Sono almeno tre i motivi di grave preoccupazione che emergono dall’inchiesta:


1. si ipotizza il tentativo di condizionare un organo di rilievo costituzionale come la Corte dei conti, con il tentativo di corrompere chi esercita funzioni giudiziarie e di controllo e violandone l’autonomia e l’indipendenza tutelata dalla Costituzione;


2. si parla ancora una volta di corruzione e malaffare a proposito di una grande opera pubblica, in questo caso il ponte sullo stretto di Messina, per la quale si immobilizzano e si sprecano ingenti somme di denaro pubblico che potrebbero invece essere utilizzate per tante opere di cui il territorio ha realmente bisogno;


3. alcune delle persone coinvolte nell’inchiesta non sono di secondo piano ma sono figure apicali di organismi dello Stato e di società pubbliche.

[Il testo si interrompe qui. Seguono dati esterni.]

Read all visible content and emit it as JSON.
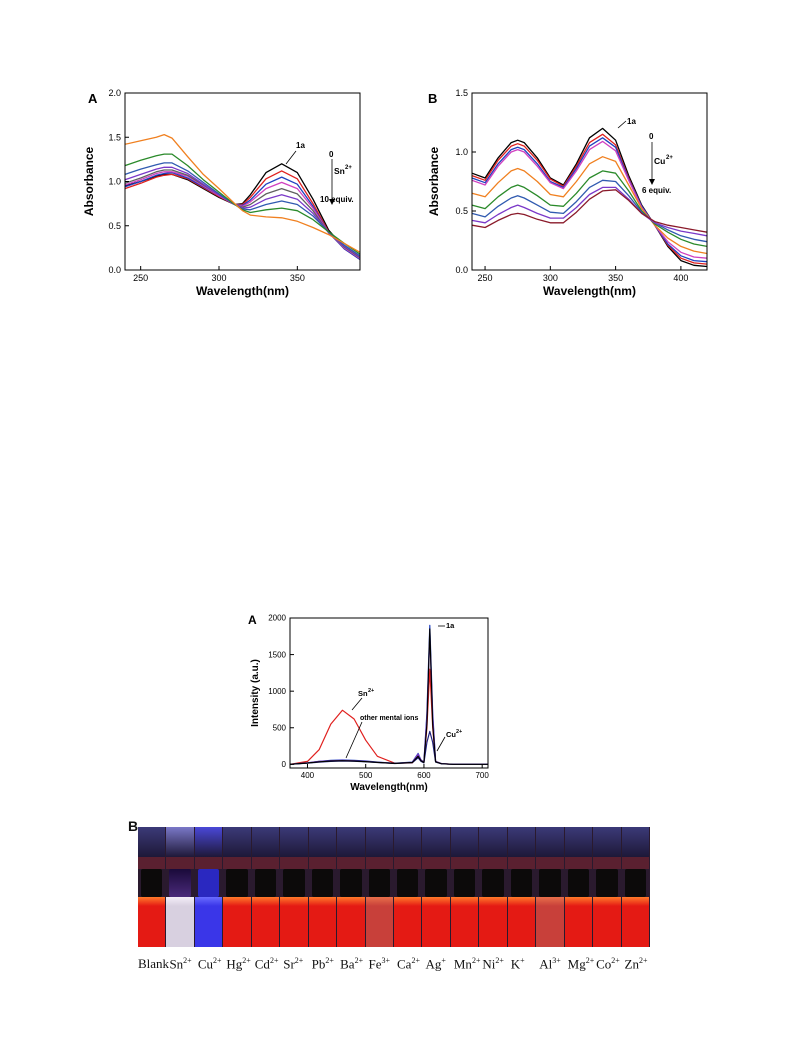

Per questi motivi il comitato Noponte Capo Peloro ha deciso di scendere in piazza Sabato 13 giugno alle 18,30 chiedendo ai cittadini di sottoscrivere una richiesta di immediate dimissioni degli organismi direttivi della Stretto di Messina, ovvero presidente, amministratore delegato, cda e, visto il coinvolgimento nelle indagini del procedimento relativo ad illeciti penali di un amministratore della Stretto di Messina S.p.A, l’assunzione di un provvedimento cautelare che disponga l’amministrazione giudiziaria di questa società per azioni con, in prospettiva, la liquidazione della stessa.